DeepSeek R1 is a reasoning model — a category that changed what people expected from local AI when it emerged in early 2025. It shows its thinking. It works through problems step by step before arriving at an answer. And it runs locally on Apple Silicon.
For anyone doing serious analytical work without wanting to send that work to a cloud service, this is worth understanding in detail.
What DeepSeek R1 actually is
Most language models generate text token by token, predicting what comes next based on patterns in training data. DeepSeek R1 was trained with reinforcement learning specifically to reason. When you give it a problem, it generates a "thinking" section — a chain of reasoning that works through the problem before producing its answer. You can see this reasoning. You can evaluate where it went wrong. You can follow the logic.
This approach was pioneered by OpenAI's o1 model. DeepSeek R1 matches or exceeds o1 on many of those benchmarks, is fully open source, and runs on hardware you own.
DeepSeek R1 matches or exceeds o1 on many reasoning benchmarks. It's open source, runs locally, and costs nothing per query after the hardware investment.
The two sizes
DeepSeek R1 comes in multiple distilled sizes. The two we install and recommend:
DeepSeek R1 32B — runs on 24GB RAM (Mac Mini M4 Pro). The sweet spot: large enough to handle genuinely complex reasoning, small enough to run on accessible hardware at reasonable speeds. We see 15–25 tokens per second on M4 Pro with the MLX backend.
DeepSeek R1 70B — runs on 48GB RAM (Mac Studio M4 Max). DeepSeek's full reasoning capability. Significantly more capable on complex multi-step problems. Slower — typically 8–12 tokens per second — but for work where quality matters more than speed, it's remarkable. A frontier-level reasoning model running on hardware you own.
Performance on Apple Silicon: the MLX advantage
MLX is Apple's machine learning framework, optimized specifically for Apple Silicon's unified memory architecture. Unlike discrete GPU inference on other platforms, MLX uses the full memory bandwidth of the M-series chip — the primary bottleneck for inference at these model sizes.
The practical result: models run significantly faster on Apple Silicon than equivalent hardware from other vendors. A Mac Mini M4 Pro at $1,399 runs DeepSeek R1 32B faster than a comparable NVIDIA-based machine at the same price point. This is a property of the unified memory architecture, not marketing.
What R1 is excellent at
The training methodology produces specific strengths. R1 is notably good at:
- Mathematical reasoning — multi-step problems, proof construction, quantitative analysis
- Logical analysis — if/then reasoning, identifying inconsistencies, formal argument evaluation
- Structured tasks — anything that benefits from working through steps before committing to an answer
- Document analysis — particularly when connecting information across a long document
- Code review — identifying bugs through logical reasoning about program state
What R1 is not ideal for
The reasoning capability adds latency. For a complex question, R1 may generate hundreds of tokens of thinking before producing its answer. This is not a bug — it's the mechanism that produces better answers. But it makes R1 slower and more verbose than other models for casual conversation or quick responses.
For everyday chat, recipe suggestions, or quick lookups, a faster model like Llama 3.2 8B or Qwen 3 8B is the better choice. We configure multiple models in Open WebUI and help you understand which to reach for.
How to use it: Open WebUI interface
On every setup we build, DeepSeek R1 is accessible through Open WebUI — a browser-based interface that works like ChatGPT. You open a tab on any device on your network, select DeepSeek R1 from the model dropdown, and start a conversation.
The reasoning output appears as a collapsible "thinking" section before the answer.
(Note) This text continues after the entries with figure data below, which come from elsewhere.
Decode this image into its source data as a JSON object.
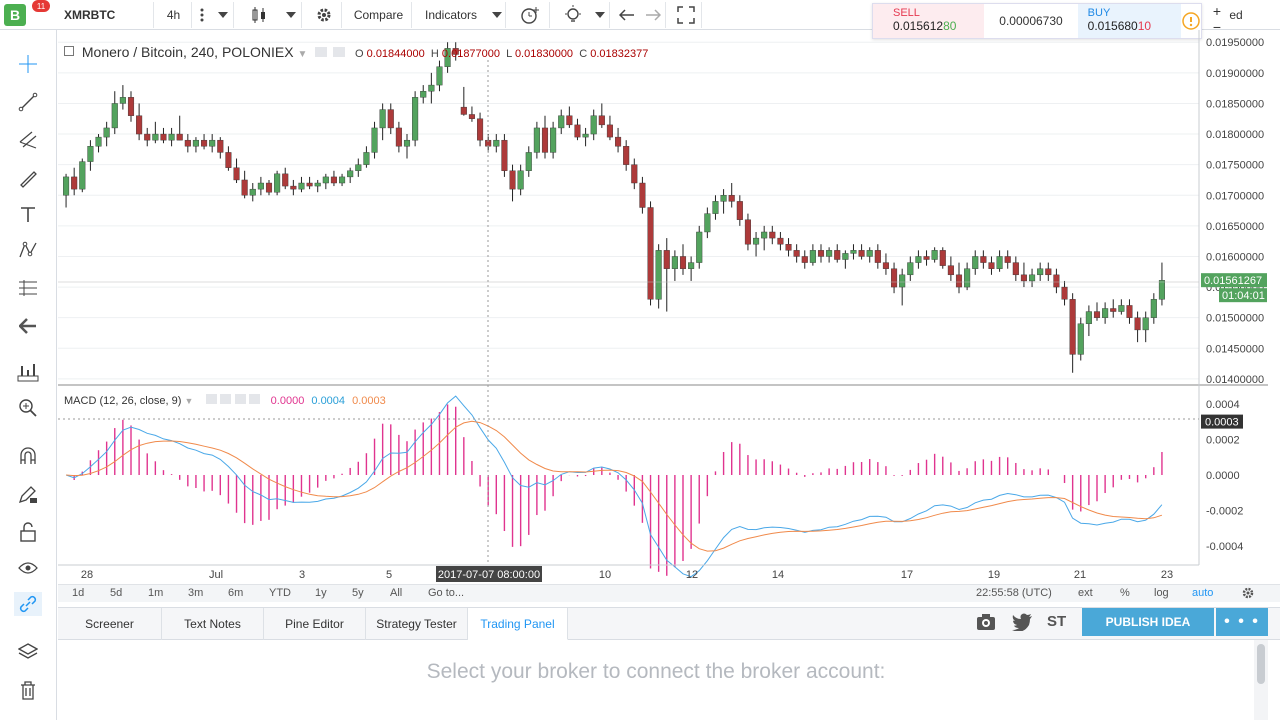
{
  "toolbar": {
    "logo": "B",
    "badge": "11",
    "symbol": "XMRBTC",
    "interval": "4h",
    "compare": "Compare",
    "indicators": "Indicators",
    "partial": "ed"
  },
  "pricebox": {
    "sell_label": "SELL",
    "sell_main": "0.015612",
    "sell_tail": "80",
    "spread": "0.00006730",
    "buy_label": "BUY",
    "buy_main": "0.015680",
    "buy_tail": "10"
  },
  "legend": {
    "title": "Monero / Bitcoin, 240, POLONIEX",
    "o_label": "O",
    "o_val": "0.01844000",
    "h_label": "H",
    "h_val": "0.01877000",
    "l_label": "L",
    "l_val": "0.01830000",
    "c_label": "C",
    "c_val": "0.01832377"
  },
  "macd": {
    "title": "MACD (12, 26, close, 9)",
    "hist": "0.0000",
    "macd": "0.0004",
    "signal": "0.0003"
  },
  "price_axis": {
    "labels": [
      "0.01950000",
      "0.01900000",
      "0.01850000",
      "0.01800000",
      "0.01750000",
      "0.01700000",
      "0.01650000",
      "0.01600000",
      "0.01550000",
      "0.01500000",
      "0.01450000",
      "0.01400000"
    ],
    "current": "0.01561267",
    "countdown": "01:04:01"
  },
  "macd_axis": {
    "labels": [
      "0.0004",
      "0.0002",
      "0.0000",
      "-0.0002",
      "-0.0004"
    ],
    "current": "0.0003"
  },
  "time_axis": {
    "labels": [
      "28",
      "Jul",
      "3",
      "5",
      "10",
      "12",
      "14",
      "17",
      "19",
      "21",
      "23"
    ],
    "crosshair": "2017-07-07 08:00:00"
  },
  "interval_bar": {
    "items": [
      "1d",
      "5d",
      "1m",
      "3m",
      "6m",
      "YTD",
      "1y",
      "5y",
      "All",
      "Go to..."
    ],
    "clock": "22:55:58 (UTC)",
    "ext": "ext",
    "pct": "%",
    "log": "log",
    "auto": "auto"
  },
  "bottom_tabs": [
    "Screener",
    "Text Notes",
    "Pine Editor",
    "Strategy Tester",
    "Trading Panel"
  ],
  "publish_label": "PUBLISH IDEA",
  "publish_more": "• • •",
  "social": {
    "st": "ST"
  },
  "panel_message": "Select your broker to connect the broker account:",
  "colors": {
    "up": "#53a35e",
    "down": "#ad3a3a",
    "macd_line": "#4aa8e8",
    "signal_line": "#f08a4b",
    "histogram": "#e0348f",
    "accent": "#2196f3"
  },
  "chart_data": {
    "type": "candlestick",
    "candles": [
      [
        0.017,
        0.01735,
        0.0168,
        0.0173
      ],
      [
        0.0173,
        0.01745,
        0.017,
        0.0171
      ],
      [
        0.0171,
        0.0176,
        0.01705,
        0.01755
      ],
      [
        0.01755,
        0.0179,
        0.0174,
        0.0178
      ],
      [
        0.0178,
        0.018,
        0.0177,
        0.01795
      ],
      [
        0.01795,
        0.0182,
        0.0178,
        0.0181
      ],
      [
        0.0181,
        0.0187,
        0.018,
        0.0185
      ],
      [
        0.0185,
        0.0188,
        0.0184,
        0.0186
      ],
      [
        0.0186,
        0.0187,
        0.0182,
        0.0183
      ],
      [
        0.0183,
        0.0185,
        0.0179,
        0.018
      ],
      [
        0.018,
        0.0181,
        0.0178,
        0.0179
      ],
      [
        0.0179,
        0.0182,
        0.01785,
        0.018
      ],
      [
        0.018,
        0.0181,
        0.01785,
        0.0179
      ],
      [
        0.0179,
        0.0181,
        0.0178,
        0.018
      ],
      [
        0.018,
        0.0183,
        0.0179,
        0.0179
      ],
      [
        0.0179,
        0.018,
        0.0177,
        0.0178
      ],
      [
        0.0178,
        0.01795,
        0.0177,
        0.0179
      ],
      [
        0.0179,
        0.018,
        0.01775,
        0.0178
      ],
      [
        0.0178,
        0.018,
        0.0177,
        0.0179
      ],
      [
        0.0179,
        0.01795,
        0.0176,
        0.0177
      ],
      [
        0.0177,
        0.0178,
        0.0174,
        0.01745
      ],
      [
        0.01745,
        0.0176,
        0.0172,
        0.01725
      ],
      [
        0.01725,
        0.0174,
        0.01695,
        0.017
      ],
      [
        0.017,
        0.0172,
        0.0169,
        0.0171
      ],
      [
        0.0171,
        0.0173,
        0.017,
        0.0172
      ],
      [
        0.0172,
        0.01725,
        0.017,
        0.01705
      ],
      [
        0.01705,
        0.0174,
        0.017,
        0.01735
      ],
      [
        0.01735,
        0.01745,
        0.0171,
        0.01715
      ],
      [
        0.01715,
        0.01725,
        0.017,
        0.0171
      ],
      [
        0.0171,
        0.0173,
        0.01705,
        0.0172
      ],
      [
        0.0172,
        0.0173,
        0.0171,
        0.01715
      ],
      [
        0.01715,
        0.01725,
        0.01705,
        0.0172
      ],
      [
        0.0172,
        0.01735,
        0.0171,
        0.0173
      ],
      [
        0.0173,
        0.0174,
        0.01715,
        0.0172
      ],
      [
        0.0172,
        0.01735,
        0.01715,
        0.0173
      ],
      [
        0.0173,
        0.01745,
        0.0172,
        0.0174
      ],
      [
        0.0174,
        0.0176,
        0.0173,
        0.0175
      ],
      [
        0.0175,
        0.0178,
        0.01745,
        0.0177
      ],
      [
        0.0177,
        0.0182,
        0.0176,
        0.0181
      ],
      [
        0.0181,
        0.0185,
        0.0179,
        0.0184
      ],
      [
        0.0184,
        0.0185,
        0.018,
        0.0181
      ],
      [
        0.0181,
        0.0182,
        0.0177,
        0.0178
      ],
      [
        0.0178,
        0.018,
        0.0176,
        0.0179
      ],
      [
        0.0179,
        0.0187,
        0.0178,
        0.0186
      ],
      [
        0.0186,
        0.0188,
        0.0185,
        0.0187
      ],
      [
        0.0187,
        0.019,
        0.0185,
        0.0188
      ],
      [
        0.0188,
        0.0192,
        0.0187,
        0.0191
      ],
      [
        0.0191,
        0.0195,
        0.019,
        0.0194
      ],
      [
        0.0194,
        0.0195,
        0.0192,
        0.0193
      ],
      [
        0.01844,
        0.01877,
        0.0183,
        0.01832
      ],
      [
        0.01832,
        0.01845,
        0.0182,
        0.01825
      ],
      [
        0.01825,
        0.01835,
        0.0178,
        0.0179
      ],
      [
        0.0179,
        0.018,
        0.0177,
        0.0178
      ],
      [
        0.0178,
        0.018,
        0.0177,
        0.0179
      ],
      [
        0.0179,
        0.018,
        0.0173,
        0.0174
      ],
      [
        0.0174,
        0.0175,
        0.0169,
        0.0171
      ],
      [
        0.0171,
        0.0175,
        0.017,
        0.0174
      ],
      [
        0.0174,
        0.0178,
        0.0173,
        0.0177
      ],
      [
        0.0177,
        0.0182,
        0.0176,
        0.0181
      ],
      [
        0.0181,
        0.0183,
        0.0176,
        0.0177
      ],
      [
        0.0177,
        0.0182,
        0.0176,
        0.0181
      ],
      [
        0.0181,
        0.0184,
        0.018,
        0.0183
      ],
      [
        0.0183,
        0.01845,
        0.0181,
        0.01815
      ],
      [
        0.01815,
        0.01825,
        0.0179,
        0.01795
      ],
      [
        0.01795,
        0.0181,
        0.0178,
        0.018
      ],
      [
        0.018,
        0.0184,
        0.0179,
        0.0183
      ],
      [
        0.0183,
        0.0185,
        0.0181,
        0.01815
      ],
      [
        0.01815,
        0.0183,
        0.0179,
        0.01795
      ],
      [
        0.01795,
        0.0181,
        0.0177,
        0.0178
      ],
      [
        0.0178,
        0.0179,
        0.0174,
        0.0175
      ],
      [
        0.0175,
        0.0176,
        0.0171,
        0.0172
      ],
      [
        0.0172,
        0.0173,
        0.0167,
        0.0168
      ],
      [
        0.0168,
        0.0169,
        0.0152,
        0.0153
      ],
      [
        0.0153,
        0.0162,
        0.01515,
        0.0161
      ],
      [
        0.0161,
        0.0163,
        0.0151,
        0.0158
      ],
      [
        0.0158,
        0.0161,
        0.0156,
        0.016
      ],
      [
        0.016,
        0.0162,
        0.0157,
        0.0158
      ],
      [
        0.0158,
        0.016,
        0.0156,
        0.0159
      ],
      [
        0.0159,
        0.0165,
        0.0158,
        0.0164
      ],
      [
        0.0164,
        0.0168,
        0.0163,
        0.0167
      ],
      [
        0.0167,
        0.017,
        0.0166,
        0.0169
      ],
      [
        0.0169,
        0.0171,
        0.0167,
        0.017
      ],
      [
        0.017,
        0.0172,
        0.0168,
        0.0169
      ],
      [
        0.0169,
        0.017,
        0.0165,
        0.0166
      ],
      [
        0.0166,
        0.0167,
        0.0161,
        0.0162
      ],
      [
        0.0162,
        0.0164,
        0.016,
        0.0163
      ],
      [
        0.0163,
        0.0165,
        0.0161,
        0.0164
      ],
      [
        0.0164,
        0.0165,
        0.0162,
        0.0163
      ],
      [
        0.0163,
        0.0164,
        0.0161,
        0.0162
      ],
      [
        0.0162,
        0.0163,
        0.016,
        0.0161
      ],
      [
        0.0161,
        0.0162,
        0.0159,
        0.016
      ],
      [
        0.016,
        0.0161,
        0.0158,
        0.0159
      ],
      [
        0.0159,
        0.0162,
        0.01585,
        0.0161
      ],
      [
        0.0161,
        0.0162,
        0.0159,
        0.016
      ],
      [
        0.016,
        0.01615,
        0.0159,
        0.0161
      ],
      [
        0.0161,
        0.0162,
        0.0159,
        0.01595
      ],
      [
        0.01595,
        0.0161,
        0.0158,
        0.01605
      ],
      [
        0.01605,
        0.0162,
        0.01595,
        0.0161
      ],
      [
        0.0161,
        0.0162,
        0.01595,
        0.016
      ],
      [
        0.016,
        0.01615,
        0.0159,
        0.0161
      ],
      [
        0.0161,
        0.0162,
        0.0158,
        0.0159
      ],
      [
        0.0159,
        0.01605,
        0.0157,
        0.0158
      ],
      [
        0.0158,
        0.0159,
        0.0154,
        0.0155
      ],
      [
        0.0155,
        0.0158,
        0.0152,
        0.0157
      ],
      [
        0.0157,
        0.016,
        0.0156,
        0.0159
      ],
      [
        0.0159,
        0.0161,
        0.0158,
        0.016
      ],
      [
        0.016,
        0.0161,
        0.01585,
        0.01595
      ],
      [
        0.01595,
        0.01615,
        0.0159,
        0.0161
      ],
      [
        0.0161,
        0.01615,
        0.0158,
        0.01585
      ],
      [
        0.01585,
        0.016,
        0.0156,
        0.0157
      ],
      [
        0.0157,
        0.0159,
        0.0154,
        0.0155
      ],
      [
        0.0155,
        0.0159,
        0.01545,
        0.0158
      ],
      [
        0.0158,
        0.0161,
        0.0157,
        0.016
      ],
      [
        0.016,
        0.0161,
        0.0158,
        0.0159
      ],
      [
        0.0159,
        0.016,
        0.0157,
        0.0158
      ],
      [
        0.0158,
        0.0161,
        0.01575,
        0.016
      ],
      [
        0.016,
        0.0161,
        0.0158,
        0.0159
      ],
      [
        0.0159,
        0.016,
        0.0156,
        0.0157
      ],
      [
        0.0157,
        0.0159,
        0.0155,
        0.0156
      ],
      [
        0.0156,
        0.0158,
        0.0155,
        0.0157
      ],
      [
        0.0157,
        0.0159,
        0.0156,
        0.0158
      ],
      [
        0.0158,
        0.0159,
        0.0156,
        0.0157
      ],
      [
        0.0157,
        0.0158,
        0.0154,
        0.0155
      ],
      [
        0.0155,
        0.0156,
        0.0152,
        0.0153
      ],
      [
        0.0153,
        0.0154,
        0.0141,
        0.0144
      ],
      [
        0.0144,
        0.015,
        0.0143,
        0.0149
      ],
      [
        0.0149,
        0.0152,
        0.0147,
        0.0151
      ],
      [
        0.0151,
        0.01525,
        0.01495,
        0.015
      ],
      [
        0.015,
        0.01525,
        0.0149,
        0.01515
      ],
      [
        0.01515,
        0.0153,
        0.015,
        0.0151
      ],
      [
        0.0151,
        0.0153,
        0.01505,
        0.0152
      ],
      [
        0.0152,
        0.0153,
        0.0149,
        0.015
      ],
      [
        0.015,
        0.0151,
        0.0146,
        0.0148
      ],
      [
        0.0148,
        0.0151,
        0.0146,
        0.015
      ],
      [
        0.015,
        0.0154,
        0.0149,
        0.0153
      ],
      [
        0.0153,
        0.0159,
        0.0152,
        0.01561
      ]
    ],
    "y_range": [
      0.0139,
      0.0197
    ],
    "macd_range": [
      -0.0005,
      0.0005
    ]
  }
}
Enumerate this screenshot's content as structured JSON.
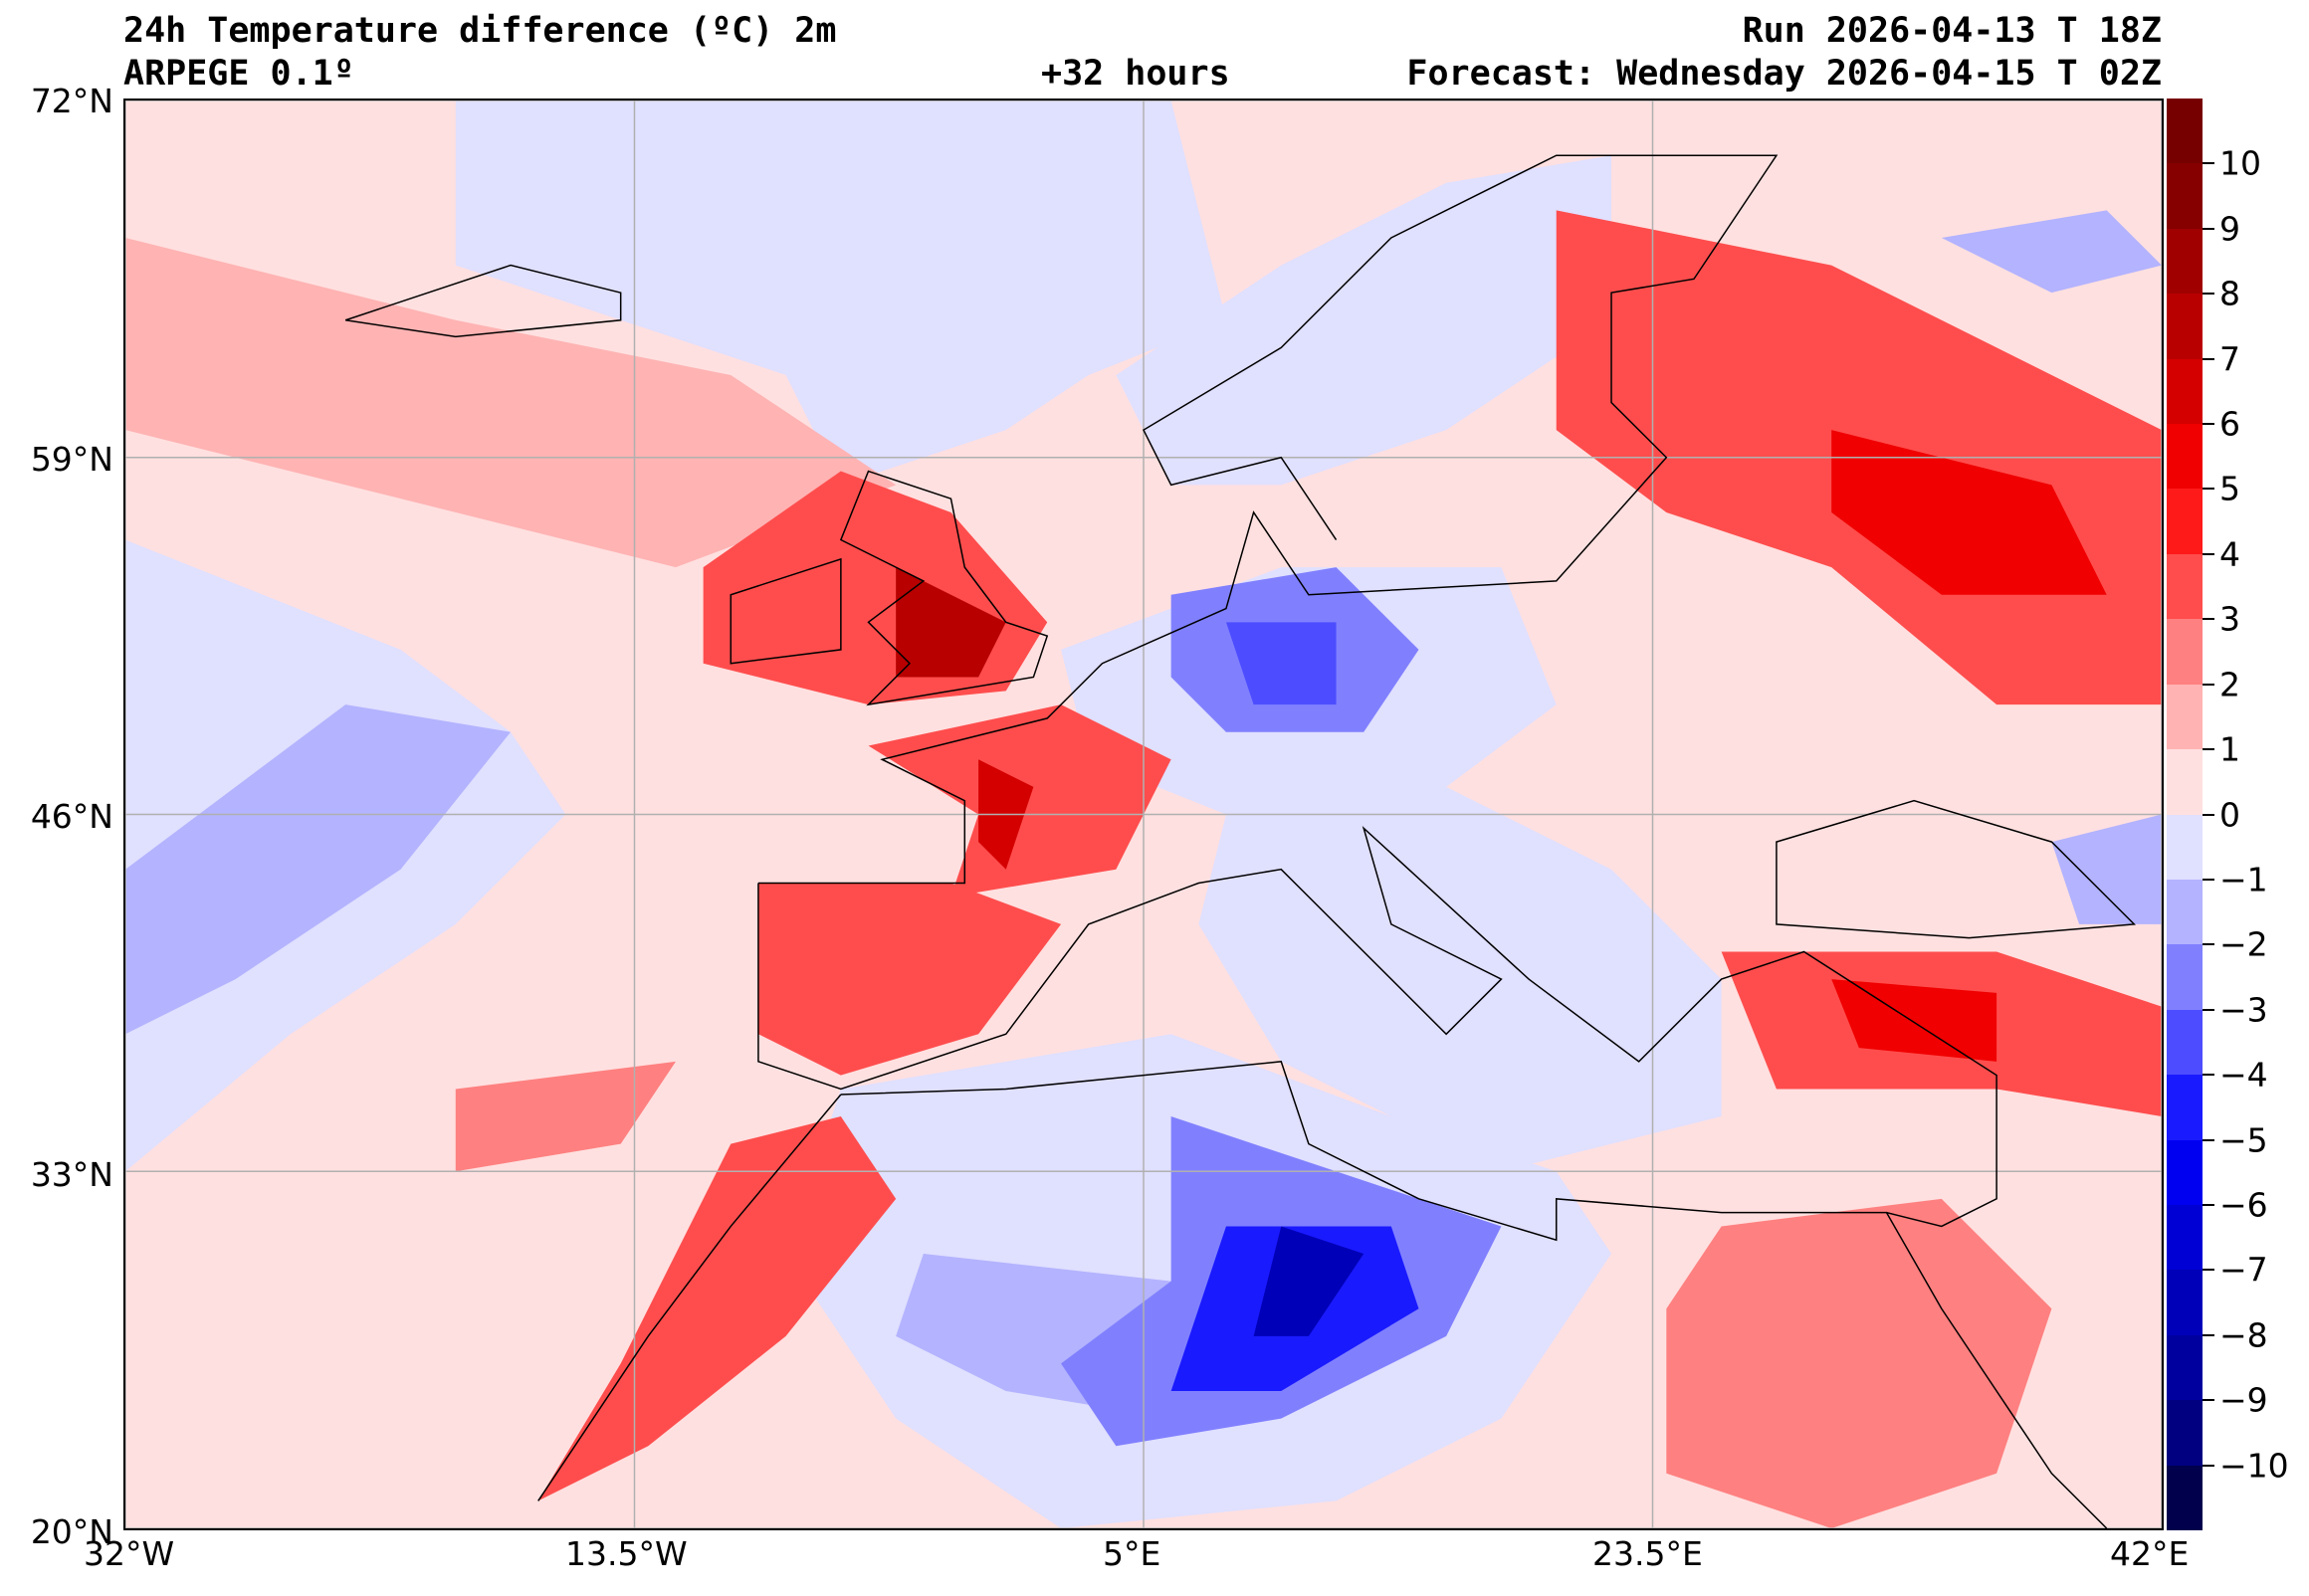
{
  "header": {
    "title": "24h Temperature difference (ºC) 2m",
    "model": "ARPEGE 0.1º",
    "run": "Run 2026-04-13 T 18Z",
    "lead": "+32 hours",
    "forecast": "Forecast: Wednesday 2026-04-15 T 02Z"
  },
  "axes": {
    "lat_labels": [
      "72°N",
      "59°N",
      "46°N",
      "33°N",
      "20°N"
    ],
    "lon_labels": [
      "32°W",
      "13.5°W",
      "5°E",
      "23.5°E",
      "42°E"
    ]
  },
  "map": {
    "lon_range": [
      -32,
      42
    ],
    "lat_range": [
      20,
      72
    ],
    "grid_lons": [
      -32,
      -13.5,
      5,
      23.5,
      42
    ],
    "grid_lats": [
      20,
      33,
      46,
      59,
      72
    ],
    "background_color": "#ffe0e0"
  },
  "colorbar": {
    "ticks": [
      "10",
      "9",
      "8",
      "7",
      "6",
      "5",
      "4",
      "3",
      "2",
      "1",
      "0",
      "−1",
      "−2",
      "−3",
      "−4",
      "−5",
      "−6",
      "−7",
      "−8",
      "−9",
      "−10"
    ],
    "colors": [
      "#760000",
      "#860000",
      "#a00000",
      "#b80000",
      "#d40000",
      "#f00000",
      "#ff1a1a",
      "#ff4d4d",
      "#ff8080",
      "#ffb3b3",
      "#ffe0e0",
      "#e0e0ff",
      "#b3b3ff",
      "#8080ff",
      "#4d4dff",
      "#1a1aff",
      "#0000f0",
      "#0000d4",
      "#0000b8",
      "#00009f",
      "#000080",
      "#00004d"
    ]
  }
}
You can expand it to see R1's chain of reasoning — genuinely useful when you want to understand not just what the model concluded but why.
R1 responds especially well to problems explicitly framed as reasoning tasks: "Walk through the logic here," "Analyze this step by step," "Work through this calculation and show your reasoning." You don't need to ask it to show its work — it does by default — but framing your prompt as a reasoning task tends to engage the full capability.
The bigger picture
DeepSeek R1 represents something meaningful: a frontier-class reasoning model that runs on hardware that fits in your bag. Six months ago, this level of reasoning capability existed only on cloud servers behind API pricing.
For anyone doing analytical work with data they can't send to a cloud service — lawyers analyzing case files, financial analysts reviewing proprietary models, healthcare professionals with patient data, developers working on proprietary codebases — this changes the calculation.